Negócios

Locadoras procuram uma saída

Pedido de proteção contra falência da Hertz nos EUA e no Canadá acende o sinal de alerta num dos setores mais prejudicados pela pandemia em todo o mundo.

Crédito:  Cindy Ord

Se houvesse um ranking de atividades econômicas mais prejudicadas pela pandemia de Covid-19 em todo o mundo, certamente o setor de locação de veículos – ao lado de companhias aéreas e hotelaria – ocuparia uma das primeiras posições. Na última semana, um sinal claro da dificuldade das locadoras partiu da americana Hertz, que recorreu à Justiça para pedir proteção contra a falência nos Estados Unidos e no Canadá, com dívidas que chegam a US$ 19 bilhões. No Brasil, esse mecanismo é semelhante ao de uma Recuperação Judicial. “O impacto da Covid-9 na demanda de viagens foi repentino e dramático, levando a uma queda acentuada na receita da empresa e reservas futuras”, justificou a companhia, em comunicado.

A empresa afirmou, ainda, que a decisão foi necessária para priorizar funcionários e clientes, eliminando todas as despesas não essenciais. “Permanece a incerteza sobre quando as receitas retornarão e quando o mercado de veículos usados voltará a reabrir inteiramente às vendas, o que exigiu ação imediata”, disse a companhia. As principais regiões operacionais globais da Hertz, incluindo Europa, Austrália e Nova Zelândia, ficaram de fora do pedido de falência. Em abril, a empresa havia anunciado o corte de 10 mil empregos na América do Norte, 26,3% de sua força de trabalho global, para economizar dinheiro após o confinamento pelo coronavírus paralisar as viagens e a economia. Mas, desde o início da crise, em fevereiro, o grupo já demitiu 20 mil pessoas, metade da sua força de trabalho global.

VIDA QUE SEGUE Dona da marca Hertz no Brasil, a Localiza garante que risco de falência nos EUA não vai afetar os negócios no País. (Crédito:Divulgação)

Como as franquias Hertz não são de propriedade da empresa, não estão incluídas no processo de recuperação. Por isso, a operação brasileira, comprada pela Localiza por R$ 337 milhões, em 2017, seguirá com as operações normais. Procurada pela reportagem, a Localiza não quis conceder entrevista. Por nota, a companhia afirmou que a situação da Hertz não gera impacto nas operações da Localiza. “A Hertz Corporation, conforme anunciado, continuará realizando, normalmente, todos os seus atendimentos e operações. A Localiza continua monitorando a situação”, informou. “A Localiza esclarece que não possui vínculo operacional e não há qualquer cruzamento de estrutura societária ou financeira com a Hertz. São organizações independentes, possuem governanças diferentes e atuam em mercados distintos.”

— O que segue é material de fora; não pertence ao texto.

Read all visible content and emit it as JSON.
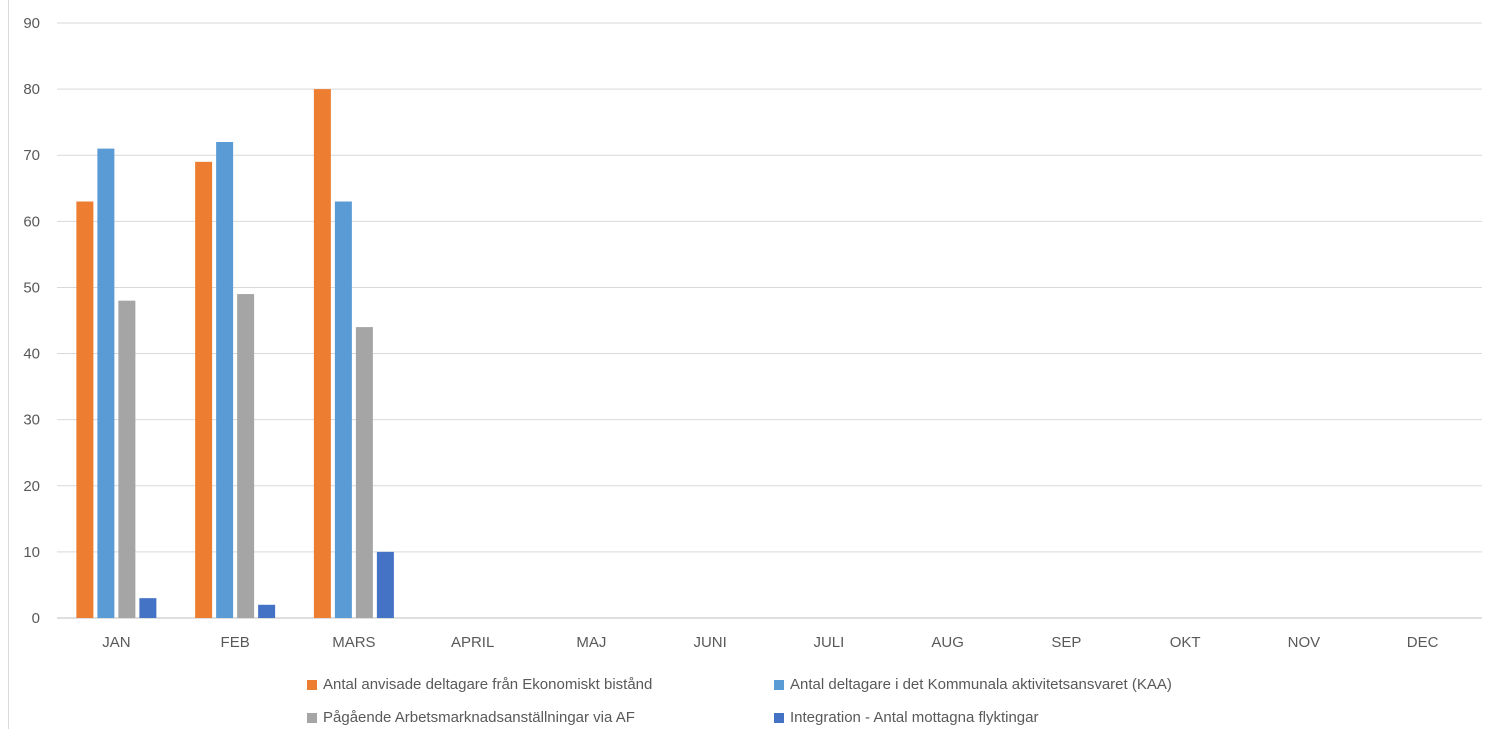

O tamanho dos problemas do setor de locação de veículos neste ano será diretamente proporcional à duração das políticas de isolamento social e paralisação de parte da economia brasileira. Segundo Paulo Miguel Junior, presidente da Associação Brasileira das Locadoras de Automóveis (Abla), o segmento de locações diárias desabou 90% desde o inicio da pandemia. O aluguel de carros para motoristas de aplicativos caiu 80%, enquanto os contratos com terceirização de frotas, que respondem por 52% das receitas das 10,8 mil empresas do setor, recuaram 20%. “Como estamos parados há cerca de 70 dias, as pequenas locadoras estão vendendo suas frotas para fazer caixa e reduzir o sufoco financeiro durante a paralisação econômica”, afirma o executivo.

“Paradas há 70 dias, as pequenas locadoras estão vendendo frotas para fazer caixa” Paulo Miguel Junior, Presidente da Associação do Setor. (Crédito:Divulgação)

A crise representa uma reversão de rota para o setor. No ano passado, turbinado pela popularização de aplicativos de transporte como Uber e 99, o mercado brasileiro de locação de veículos faturou 21,8 bilhões, quase 43% acima dos R$ 15,3 bilhões registrados em 2018. “Ainda é difícil calcular qual será o impacto da crise sobre as locadoras, porque não sabemos quanto tempo isso tudo vai durar. Mas é certo que teremos um atraso significativo na renovação de frotas e o fechamento das pequenas locadoras que não têm caixa para se manter por muitos meses”, afirma Miguel Junior.